Отец раскраснелся, расстегнул ворот рубахи, лицо у него доброе и оживленное. Подойдя к дрожкам, он бросает Иле убитого чирка, и, мгновенно забыв о бычках, Иля с жадностью ловит его на лету. Чирок еще теплый! Головка с закатившимися глазами, подернутыми белесою пленкой, бессильно падает на радужный зобик, брюшко в запекшейся крови… Но как оно славно пахнет тиной и порохом! И Джальма вылезает из осоки тоже веселая и удовлетворенная. Глаза безумные, с длинного красного языка льет слюна, белая атласная шерсть вся прилизана, уши висят, ноги в иле, — точно в черных чулках…

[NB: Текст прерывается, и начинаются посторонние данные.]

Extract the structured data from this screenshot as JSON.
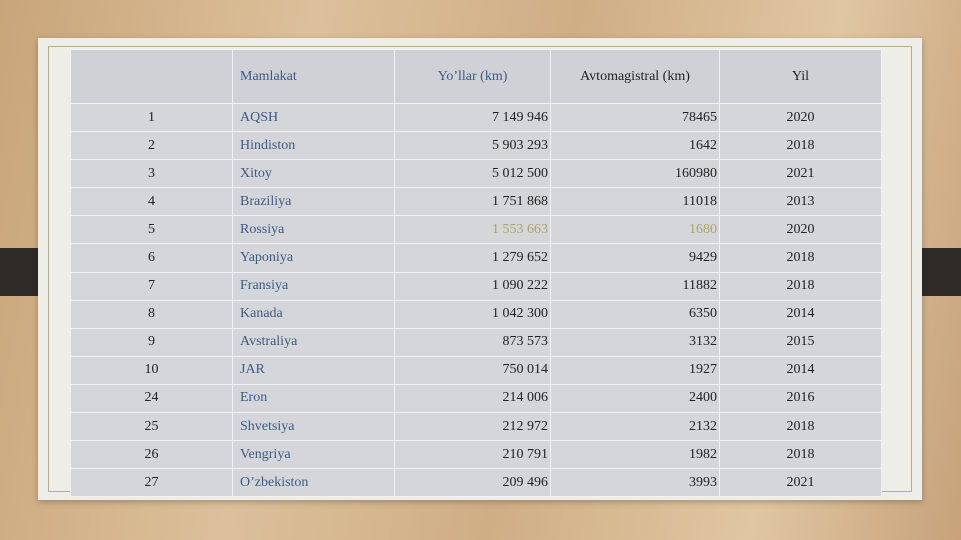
{
  "table": {
    "header": [
      "",
      "Mamlakat",
      "Yo’llar (km)",
      "Avtomagistral (km)",
      "Yil"
    ],
    "rows": [
      [
        "1",
        "AQSH",
        "7 149 946",
        "78465",
        "2020"
      ],
      [
        "2",
        "Hindiston",
        "5 903 293",
        "1642",
        "2018"
      ],
      [
        "3",
        "Xitoy",
        "5 012 500",
        "160980",
        "2021"
      ],
      [
        "4",
        "Braziliya",
        "1 751 868",
        "11018",
        "2013"
      ],
      [
        "5",
        "Rossiya",
        "1 553 663",
        "1680",
        "2020"
      ],
      [
        "6",
        "Yaponiya",
        "1 279 652",
        "9429",
        "2018"
      ],
      [
        "7",
        "Fransiya",
        "1 090 222",
        "11882",
        "2018"
      ],
      [
        "8",
        "Kanada",
        "1 042 300",
        "6350",
        "2014"
      ],
      [
        "9",
        "Avstraliya",
        "873 573",
        "3132",
        "2015"
      ],
      [
        "10",
        "JAR",
        "750 014",
        "1927",
        "2014"
      ],
      [
        "24",
        "Eron",
        "214 006",
        "2400",
        "2016"
      ],
      [
        "25",
        "Shvetsiya",
        "212 972",
        "2132",
        "2018"
      ],
      [
        "26",
        "Vengriya",
        "210 791",
        "1982",
        "2018"
      ],
      [
        "27",
        "O’zbekiston",
        "209 496",
        "3993",
        "2021"
      ]
    ]
  }
}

Мокрые блестящие шины колес снова шуршат по бархатной сочной траве, изредка врезываясь в воду и разбрасывая во все стороны светлые длинные брызги. Лужи, в которых золотыми полосами то там, то здесь резко вспыхивает жаркий солнечный блеск, мелькают перед глазами… Из куги то и дело с жалобными стонами вырываются кулички… Потом мягкий кочкарник сразу обрывается, — дрожки снова трещат по дороге, убегающей в гору…

Ах, когда Иля вырастет, он будет самым счастливым человеком в мире! Он поселится на хуторе, будет жить только охотой, будет каждый день чистить кирпичом и промывать свое ружье, будет варить себе кулеш, спать возле порога дома на войлоке, а просыпаться еще в ту пору, когда едва-едва брезжит зелено-серебристый рассвет…

Но и теперь чудесно. Дышит Иля чистым полевым ветром, слушает хохлатых жаворонков, распевающих над полями, в облаках, в бесконечном просторе… Степь вокруг, куда ни кинь взор, зеленая, ровная, вольная. И ни души в степи, ни кустика, ни деревца, — только далеко впереди машет, как утопающий руками, чья-то мельница.